- Japanese box art
- Developer: Tose
- Publisher: Enix
- Director: Makoto Somei
- Producer: Yoshito Taniuchi
- Designer: Fuminori Ishikawa
- Programmers: Taro Osaka Hideyasu Goto Takuya Ijichi Hirokazu Ohashi
- Artist: Akira Toriyama
- Writer: Fuminori Ishikawa
- Composer: Koichi Sugiyama
- Series: Dragon Quest Monsters
- Platform: Game Boy Advance
- Release: JP: March 29, 2003;
- Genre: Role-playing
- Mode: Single-player

= Dragon Quest Monsters: Caravan Heart =

2003 video game

Dragon Quest Monsters: Caravan Heart is the third game in the Dragon Quest Monsters series, released only in Japan by Enix for the Game Boy Advance. The game was simultaneously announced with Dragon Quest VIII in Famitsu in 2002. Like the other Dragon Quest titles, development of Caravan Heart was led by Yuji Horii.

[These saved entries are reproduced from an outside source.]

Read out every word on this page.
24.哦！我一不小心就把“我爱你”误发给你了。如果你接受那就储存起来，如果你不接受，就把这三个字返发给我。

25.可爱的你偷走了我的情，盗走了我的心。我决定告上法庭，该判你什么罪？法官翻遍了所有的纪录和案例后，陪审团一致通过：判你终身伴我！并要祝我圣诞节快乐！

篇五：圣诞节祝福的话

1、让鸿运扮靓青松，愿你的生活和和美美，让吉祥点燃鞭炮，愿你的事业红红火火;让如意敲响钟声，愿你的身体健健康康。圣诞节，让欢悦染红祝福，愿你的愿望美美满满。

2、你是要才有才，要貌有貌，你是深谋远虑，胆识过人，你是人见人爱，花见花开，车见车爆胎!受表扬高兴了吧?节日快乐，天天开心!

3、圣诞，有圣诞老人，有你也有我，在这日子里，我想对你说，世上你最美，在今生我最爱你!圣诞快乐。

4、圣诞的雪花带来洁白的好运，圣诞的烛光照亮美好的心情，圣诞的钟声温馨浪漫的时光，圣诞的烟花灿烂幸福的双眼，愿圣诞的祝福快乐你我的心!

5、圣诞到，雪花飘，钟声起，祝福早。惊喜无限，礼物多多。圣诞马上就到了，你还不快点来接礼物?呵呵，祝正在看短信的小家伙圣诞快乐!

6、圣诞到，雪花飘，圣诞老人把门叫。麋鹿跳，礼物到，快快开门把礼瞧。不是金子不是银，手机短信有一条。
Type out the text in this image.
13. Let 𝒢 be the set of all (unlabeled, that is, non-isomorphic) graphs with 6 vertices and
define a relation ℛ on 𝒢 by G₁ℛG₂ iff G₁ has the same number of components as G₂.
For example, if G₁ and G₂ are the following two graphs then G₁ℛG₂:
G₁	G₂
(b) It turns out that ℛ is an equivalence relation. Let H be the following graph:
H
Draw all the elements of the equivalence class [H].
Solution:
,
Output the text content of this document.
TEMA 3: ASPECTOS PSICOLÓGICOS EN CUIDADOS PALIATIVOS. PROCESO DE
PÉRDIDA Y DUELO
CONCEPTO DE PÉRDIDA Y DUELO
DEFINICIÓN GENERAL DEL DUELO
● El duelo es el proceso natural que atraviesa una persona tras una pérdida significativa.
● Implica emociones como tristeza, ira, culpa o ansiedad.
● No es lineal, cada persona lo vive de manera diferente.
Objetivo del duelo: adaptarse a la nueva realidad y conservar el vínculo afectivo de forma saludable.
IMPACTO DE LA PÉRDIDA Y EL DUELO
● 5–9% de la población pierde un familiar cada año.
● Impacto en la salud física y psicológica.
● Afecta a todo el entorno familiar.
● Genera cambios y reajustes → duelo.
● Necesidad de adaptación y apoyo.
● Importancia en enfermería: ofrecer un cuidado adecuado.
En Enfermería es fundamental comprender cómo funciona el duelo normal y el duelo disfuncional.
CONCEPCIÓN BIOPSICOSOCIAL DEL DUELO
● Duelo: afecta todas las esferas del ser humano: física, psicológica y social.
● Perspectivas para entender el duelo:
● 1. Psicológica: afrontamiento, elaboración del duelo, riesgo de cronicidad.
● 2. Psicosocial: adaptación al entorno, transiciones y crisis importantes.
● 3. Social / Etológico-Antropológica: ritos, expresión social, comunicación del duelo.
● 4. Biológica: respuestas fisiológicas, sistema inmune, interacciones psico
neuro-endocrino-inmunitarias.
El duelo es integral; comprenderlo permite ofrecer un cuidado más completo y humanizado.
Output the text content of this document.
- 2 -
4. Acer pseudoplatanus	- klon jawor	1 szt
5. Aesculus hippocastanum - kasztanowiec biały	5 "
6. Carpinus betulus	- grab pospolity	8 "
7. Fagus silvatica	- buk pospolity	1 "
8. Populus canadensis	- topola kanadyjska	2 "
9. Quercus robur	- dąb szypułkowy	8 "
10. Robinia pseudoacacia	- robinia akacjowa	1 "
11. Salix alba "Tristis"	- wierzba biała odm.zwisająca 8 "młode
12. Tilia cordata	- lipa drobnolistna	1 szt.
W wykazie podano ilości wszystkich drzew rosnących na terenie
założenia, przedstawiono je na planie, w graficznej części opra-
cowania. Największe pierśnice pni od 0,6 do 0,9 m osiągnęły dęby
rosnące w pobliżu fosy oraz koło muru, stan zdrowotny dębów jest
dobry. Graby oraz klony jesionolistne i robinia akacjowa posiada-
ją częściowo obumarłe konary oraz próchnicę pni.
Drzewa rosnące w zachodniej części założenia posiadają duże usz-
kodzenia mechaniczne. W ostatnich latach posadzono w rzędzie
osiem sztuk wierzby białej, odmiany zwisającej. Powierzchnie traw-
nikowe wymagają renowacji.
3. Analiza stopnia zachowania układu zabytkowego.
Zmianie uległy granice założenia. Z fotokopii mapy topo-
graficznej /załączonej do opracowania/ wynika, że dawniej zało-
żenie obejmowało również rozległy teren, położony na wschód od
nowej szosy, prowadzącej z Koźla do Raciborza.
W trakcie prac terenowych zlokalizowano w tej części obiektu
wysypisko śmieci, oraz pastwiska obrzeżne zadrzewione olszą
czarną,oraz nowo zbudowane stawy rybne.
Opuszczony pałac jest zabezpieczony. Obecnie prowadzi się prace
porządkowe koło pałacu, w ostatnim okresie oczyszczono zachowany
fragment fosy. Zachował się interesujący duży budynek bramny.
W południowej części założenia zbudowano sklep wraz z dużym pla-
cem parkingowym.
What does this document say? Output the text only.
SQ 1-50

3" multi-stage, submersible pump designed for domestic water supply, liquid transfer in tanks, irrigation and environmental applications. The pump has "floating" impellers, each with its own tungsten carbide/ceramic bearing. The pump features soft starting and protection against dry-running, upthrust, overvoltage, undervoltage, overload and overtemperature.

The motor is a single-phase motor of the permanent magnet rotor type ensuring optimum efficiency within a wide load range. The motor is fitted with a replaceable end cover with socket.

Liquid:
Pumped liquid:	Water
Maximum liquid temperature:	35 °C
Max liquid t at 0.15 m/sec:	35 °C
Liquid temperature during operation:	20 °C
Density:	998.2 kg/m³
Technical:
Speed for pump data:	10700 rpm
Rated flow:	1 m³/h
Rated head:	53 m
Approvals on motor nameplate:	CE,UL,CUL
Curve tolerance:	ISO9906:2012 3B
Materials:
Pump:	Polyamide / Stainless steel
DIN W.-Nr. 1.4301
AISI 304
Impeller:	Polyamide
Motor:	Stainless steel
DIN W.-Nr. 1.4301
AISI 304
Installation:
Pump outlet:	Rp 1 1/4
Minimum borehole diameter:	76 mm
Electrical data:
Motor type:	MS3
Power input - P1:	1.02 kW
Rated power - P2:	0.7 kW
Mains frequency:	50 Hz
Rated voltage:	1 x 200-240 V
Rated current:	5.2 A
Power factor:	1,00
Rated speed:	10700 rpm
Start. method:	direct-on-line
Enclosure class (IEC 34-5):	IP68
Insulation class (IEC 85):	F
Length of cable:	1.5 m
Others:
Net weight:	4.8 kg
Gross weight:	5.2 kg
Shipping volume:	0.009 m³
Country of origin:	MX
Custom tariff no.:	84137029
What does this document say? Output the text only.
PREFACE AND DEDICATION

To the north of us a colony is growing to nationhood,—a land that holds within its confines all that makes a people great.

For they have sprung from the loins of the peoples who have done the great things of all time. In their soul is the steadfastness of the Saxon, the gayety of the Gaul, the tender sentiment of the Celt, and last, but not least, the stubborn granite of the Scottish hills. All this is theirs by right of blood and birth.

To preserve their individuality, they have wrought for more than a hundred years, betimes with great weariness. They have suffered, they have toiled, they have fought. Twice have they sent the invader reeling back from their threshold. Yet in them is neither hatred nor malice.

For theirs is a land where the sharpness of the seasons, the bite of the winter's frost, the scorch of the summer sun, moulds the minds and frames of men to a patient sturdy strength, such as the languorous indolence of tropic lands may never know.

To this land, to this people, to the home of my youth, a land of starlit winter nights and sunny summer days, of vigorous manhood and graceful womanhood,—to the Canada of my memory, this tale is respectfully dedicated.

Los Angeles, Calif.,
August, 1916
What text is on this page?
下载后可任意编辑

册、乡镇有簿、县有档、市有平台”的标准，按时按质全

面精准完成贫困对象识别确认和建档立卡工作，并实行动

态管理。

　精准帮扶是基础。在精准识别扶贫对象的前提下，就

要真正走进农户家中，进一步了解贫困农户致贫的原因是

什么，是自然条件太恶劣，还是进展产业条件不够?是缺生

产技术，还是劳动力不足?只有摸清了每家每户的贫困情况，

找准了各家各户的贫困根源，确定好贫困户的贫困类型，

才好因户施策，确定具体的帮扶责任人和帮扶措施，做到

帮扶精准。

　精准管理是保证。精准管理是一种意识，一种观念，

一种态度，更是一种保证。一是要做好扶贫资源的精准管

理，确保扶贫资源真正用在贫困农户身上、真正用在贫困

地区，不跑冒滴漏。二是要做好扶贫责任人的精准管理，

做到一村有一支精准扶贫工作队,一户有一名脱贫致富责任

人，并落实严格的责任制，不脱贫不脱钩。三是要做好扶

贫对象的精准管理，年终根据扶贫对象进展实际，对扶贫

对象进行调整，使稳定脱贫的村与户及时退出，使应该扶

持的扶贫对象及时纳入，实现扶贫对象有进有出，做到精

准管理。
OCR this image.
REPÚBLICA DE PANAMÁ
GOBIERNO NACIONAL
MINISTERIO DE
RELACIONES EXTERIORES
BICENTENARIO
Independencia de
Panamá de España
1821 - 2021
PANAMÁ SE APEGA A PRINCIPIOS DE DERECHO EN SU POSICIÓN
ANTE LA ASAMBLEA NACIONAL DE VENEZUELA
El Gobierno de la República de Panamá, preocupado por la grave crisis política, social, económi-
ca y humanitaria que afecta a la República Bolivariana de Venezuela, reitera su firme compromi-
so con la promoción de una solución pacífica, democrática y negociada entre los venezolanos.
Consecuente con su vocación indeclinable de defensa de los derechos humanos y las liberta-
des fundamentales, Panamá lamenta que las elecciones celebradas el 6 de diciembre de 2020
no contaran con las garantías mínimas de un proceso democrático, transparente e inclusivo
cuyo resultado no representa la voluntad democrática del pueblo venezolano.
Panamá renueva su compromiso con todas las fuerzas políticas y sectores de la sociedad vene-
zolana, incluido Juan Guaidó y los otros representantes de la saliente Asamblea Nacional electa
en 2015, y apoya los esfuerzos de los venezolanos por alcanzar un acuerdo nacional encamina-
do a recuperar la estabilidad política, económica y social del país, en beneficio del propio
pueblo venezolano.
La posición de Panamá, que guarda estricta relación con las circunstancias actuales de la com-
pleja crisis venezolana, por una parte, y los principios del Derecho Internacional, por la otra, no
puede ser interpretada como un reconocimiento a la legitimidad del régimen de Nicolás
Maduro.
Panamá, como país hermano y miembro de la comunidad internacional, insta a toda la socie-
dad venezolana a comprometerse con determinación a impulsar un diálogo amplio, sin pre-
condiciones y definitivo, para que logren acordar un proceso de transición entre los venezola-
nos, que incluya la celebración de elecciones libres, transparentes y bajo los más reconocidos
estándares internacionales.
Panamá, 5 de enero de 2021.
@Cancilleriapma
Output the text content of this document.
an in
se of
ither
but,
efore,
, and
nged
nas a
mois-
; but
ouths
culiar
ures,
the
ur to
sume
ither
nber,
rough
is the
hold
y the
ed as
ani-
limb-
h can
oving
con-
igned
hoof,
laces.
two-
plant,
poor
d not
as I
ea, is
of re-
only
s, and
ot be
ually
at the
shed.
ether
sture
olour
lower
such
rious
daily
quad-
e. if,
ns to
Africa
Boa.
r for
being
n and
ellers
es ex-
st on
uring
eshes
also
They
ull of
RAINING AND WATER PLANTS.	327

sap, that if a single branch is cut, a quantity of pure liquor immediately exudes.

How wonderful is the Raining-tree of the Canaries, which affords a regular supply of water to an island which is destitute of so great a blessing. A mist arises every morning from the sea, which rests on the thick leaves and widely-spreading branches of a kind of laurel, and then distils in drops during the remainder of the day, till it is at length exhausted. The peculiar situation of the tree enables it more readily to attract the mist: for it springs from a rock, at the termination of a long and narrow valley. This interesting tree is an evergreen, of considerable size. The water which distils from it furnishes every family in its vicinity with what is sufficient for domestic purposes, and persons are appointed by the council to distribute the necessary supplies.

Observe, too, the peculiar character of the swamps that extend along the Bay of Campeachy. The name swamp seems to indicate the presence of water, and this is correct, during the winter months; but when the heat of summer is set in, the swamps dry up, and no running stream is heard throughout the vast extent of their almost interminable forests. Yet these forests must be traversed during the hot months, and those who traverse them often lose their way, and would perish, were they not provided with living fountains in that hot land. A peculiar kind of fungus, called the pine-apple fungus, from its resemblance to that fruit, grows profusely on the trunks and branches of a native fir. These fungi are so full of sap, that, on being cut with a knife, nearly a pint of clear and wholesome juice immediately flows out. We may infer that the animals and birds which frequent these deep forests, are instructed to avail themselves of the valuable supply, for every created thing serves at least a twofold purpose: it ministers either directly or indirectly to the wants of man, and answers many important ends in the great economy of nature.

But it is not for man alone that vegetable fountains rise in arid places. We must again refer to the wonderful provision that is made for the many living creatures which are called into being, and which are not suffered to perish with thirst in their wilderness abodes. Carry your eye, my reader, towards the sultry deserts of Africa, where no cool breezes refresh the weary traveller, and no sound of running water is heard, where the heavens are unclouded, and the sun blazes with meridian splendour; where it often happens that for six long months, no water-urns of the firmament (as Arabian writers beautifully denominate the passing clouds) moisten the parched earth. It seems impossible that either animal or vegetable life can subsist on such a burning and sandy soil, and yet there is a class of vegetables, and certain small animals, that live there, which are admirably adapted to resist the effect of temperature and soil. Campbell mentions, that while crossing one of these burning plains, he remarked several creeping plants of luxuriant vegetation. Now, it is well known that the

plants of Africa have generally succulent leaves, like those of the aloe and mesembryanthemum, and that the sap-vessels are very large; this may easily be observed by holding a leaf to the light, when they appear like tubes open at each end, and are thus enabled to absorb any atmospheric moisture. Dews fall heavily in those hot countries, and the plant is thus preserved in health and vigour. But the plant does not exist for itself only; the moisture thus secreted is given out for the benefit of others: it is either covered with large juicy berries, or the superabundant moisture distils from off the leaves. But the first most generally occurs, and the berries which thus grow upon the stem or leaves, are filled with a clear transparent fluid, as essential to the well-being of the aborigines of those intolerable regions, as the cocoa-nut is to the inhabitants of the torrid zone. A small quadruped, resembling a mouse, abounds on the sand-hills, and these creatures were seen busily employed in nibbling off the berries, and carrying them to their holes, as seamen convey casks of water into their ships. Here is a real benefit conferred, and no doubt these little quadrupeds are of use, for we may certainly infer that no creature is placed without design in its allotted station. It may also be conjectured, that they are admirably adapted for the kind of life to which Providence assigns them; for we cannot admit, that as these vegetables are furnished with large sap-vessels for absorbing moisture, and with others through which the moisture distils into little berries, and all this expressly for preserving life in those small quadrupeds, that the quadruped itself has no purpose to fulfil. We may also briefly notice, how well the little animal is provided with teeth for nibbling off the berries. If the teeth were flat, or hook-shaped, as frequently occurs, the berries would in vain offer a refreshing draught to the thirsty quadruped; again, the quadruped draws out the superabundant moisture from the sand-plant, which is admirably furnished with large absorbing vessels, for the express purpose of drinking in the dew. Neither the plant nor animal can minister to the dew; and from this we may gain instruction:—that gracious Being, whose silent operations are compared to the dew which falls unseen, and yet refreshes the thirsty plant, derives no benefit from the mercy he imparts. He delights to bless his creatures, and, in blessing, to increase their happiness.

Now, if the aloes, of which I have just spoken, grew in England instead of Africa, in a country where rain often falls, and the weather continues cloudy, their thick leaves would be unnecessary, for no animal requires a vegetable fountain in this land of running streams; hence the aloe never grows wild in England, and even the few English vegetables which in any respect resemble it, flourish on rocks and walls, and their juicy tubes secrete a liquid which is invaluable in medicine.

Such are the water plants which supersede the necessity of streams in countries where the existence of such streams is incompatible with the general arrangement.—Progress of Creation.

It is the second Dragon Quest game to be released for the Game Boy Advance (after Torneko no Daibouken 2 Advance). Caravan Heart features the character Prince Kiefer from Dragon Quest VII, as the game acts as a prequel to the PlayStation game. This is also the last game released under the Enix name, since the merger between Square and Enix was finalized a few days later, on April 1, 2003.

==Gameplay==

Battle in the game.

When defeating monsters in Caravan Heart, the player can occasionally gain "monster hearts" which can be used to merge into a monster for a new more powerful form. Humans also fight in the battles with the monsters in this installment. The human characters have access to 20 character classes, like hunter, bard, fighter, dancer, mage, and mapper. Players choose which characters to guard the caravan and how to array them in its defense. The mapper job is new and allows players to see the terrain around the caravan. Other differences include a caravan that the player must travel around in, allowing them to add both monsters and humans to their party. The caravan can have up to twelve members in it at a time, and each wagon can only hold a certain amount of weight. A players camp grows as the game goes on, and the more allies that travel with the protagonist, the larger the camp grows. The camp ends up becoming much like a town, with things like an Inn to heal the players party or a shop to buy equipment. To evolve monsters, players can put two monster hearts into one of their own monsters and cause it to be reborn as a more powerful monster. The game also features route mapping, with the game helping identify the path the uses the least amount of food. Players can have up to three carriages at any one time and twelve friends and three monsters guarding it.

==Plot==
The protagonist is Kiefer who appeared originally in Dragon Quest VII. On Prince Kiefer's tenth birthday, the prince was looking for a way to cause a little trouble and snuck out of Gran Estard Castle. This makes his father very angry, and when Kiefer is finally caught, he hides in his room. While hiding in the closet, a masked figure that calls herself The Master of the Illusions, Magarugi appears and tells Kiefer that if he finds the Orbs of Loto, he will be given one wish. Kiefer is pulled into the spirit's realm of Torland, the world of Dragon Quest II. When he first arrives, he encounters a caravan with a weak leader, Luin. Luin is also searching for the Orbs to save his sick parents. After their first battle together, the Caravan asks Kiefer to lead them. All together, they must travel the world in order to find the cure for Luin's sick parents and allow Kiefer to return to Estard Island.

==Development==
Caravan Heart was developed by external company Tose and published by series publisher Enix. The scenario was written by Fuminori Ishikawa. Recurring artist Akira Toriyama and composer Koichi Sugiyama returned to their established roles. Franchise creator Yuji Horii acted in a supervisory role. It was the third Monsters entry developed in a row. The series was designed as a celebratory one, bringing together fan favorite monsters. To create the illusion of 3D graphics, the game made use of affine transformation. The game released in Japan on March 29, 2003.

==Reception==
Caravan Heart was a top-seller during the time of its release, with over 538,000 units sold within three months of its release and 593,000 units sold to date. The game was given a 35 out of 40 by Famitsu magazine, netting a Platinum Award from the publication. RPGamer gave the game a 3 out of 5, praising the games easy “pick up and play” simplicity, but also noting that it doesn't show off the graphic or sound capabilities of the Game Boy Advance very well.